After graduation he worked in a software company in Florida, USA for a while but then moved back to Pakistan in 1998. In 1999, he founded Myers College at Kot Sarfraz Khan in Chakwal.

==Political career==

He joined Pakistan Tehreek-e-Insaf (PTI) in 2013.

He ran for the seat of the National Assembly of Pakistan as a candidate of PTI from Constituency NA-60 (Chakwal-I) in the 2013 Pakistani general election but was unsuccessful. He received 48,076 votes and lost the seat to Tahir Iqbal.

In 2018, he had applied for PTI ticket to contest for Constituency NA-64 (Chakwal-I). The allotment of ticket to Yassir Humayun caused rift in PTI's chapter in Chakwal. It was noted that at-least 3 PTI workers had applied for a ticket for Constituency PP-21 (Chakwal-I) but PTI decided to allocate the ticket to Yassir Humayun who had not even applied for the ticket.

He was elected to the Provincial Assembly of the Punjab as a candidate of PTI from Constituency PP-21 (Chakwal-I) in the 2018 general election.

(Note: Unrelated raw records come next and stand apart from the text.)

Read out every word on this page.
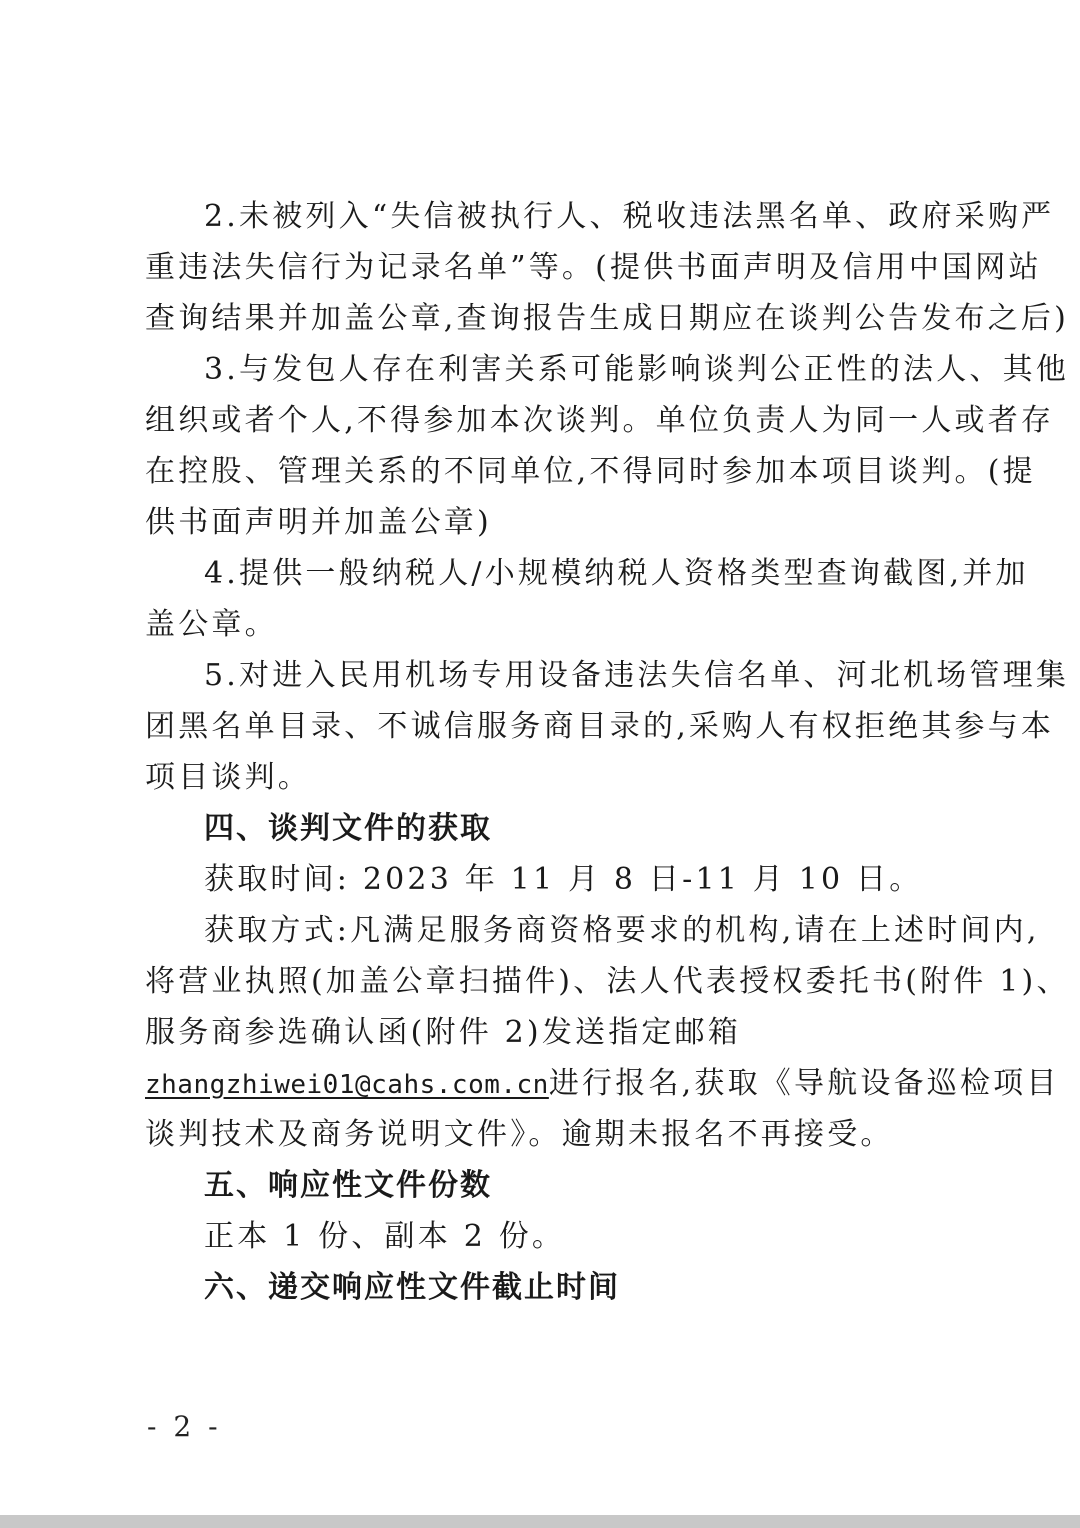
2.未被列入“失信被执行人、税收违法黑名单、政府采购严
重违法失信行为记录名单”等。(提供书面声明及信用中国网站
查询结果并加盖公章,查询报告生成日期应在谈判公告发布之后)
3.与发包人存在利害关系可能影响谈判公正性的法人、其他
组织或者个人,不得参加本次谈判。单位负责人为同一人或者存
在控股、管理关系的不同单位,不得同时参加本项目谈判。(提
供书面声明并加盖公章)
4.提供一般纳税人/小规模纳税人资格类型查询截图,并加
盖公章。
5.对进入民用机场专用设备违法失信名单、河北机场管理集
团黑名单目录、不诚信服务商目录的,采购人有权拒绝其参与本
项目谈判。
四、谈判文件的获取
获取时间: 2023 年 11 月 8 日-11 月 10 日。
获取方式:凡满足服务商资格要求的机构,请在上述时间内,
将营业执照(加盖公章扫描件)、法人代表授权委托书(附件 1)、
服务商参选确认函(附件 2)发送指定邮箱
zhangzhiwei01@cahs.com.cn进行报名,获取《导航设备巡检项目
谈判技术及商务说明文件》。逾期未报名不再接受。
五、响应性文件份数
正本 1 份、副本 2 份。
六、递交响应性文件截止时间
- 2 -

On 27 August 2018, he was inducted into the provincial Punjab cabinet of Chief Minister Sardar Usman Buzdar and was appointed Provincial Minister of Punjab for higher education with the additional ministerial portfolio of tourism.

Additional portfolio of Provincial Minister of Punjab for Tourism was taken back from him on 19 July 2019, however he was given the additional portfolio of Punjab Information Technology on July 22, 2019.

Following the May 9 riots and the perceived attack on Pakistan's institutions by PTI workers, like many other party notables he left PTI and politics in general.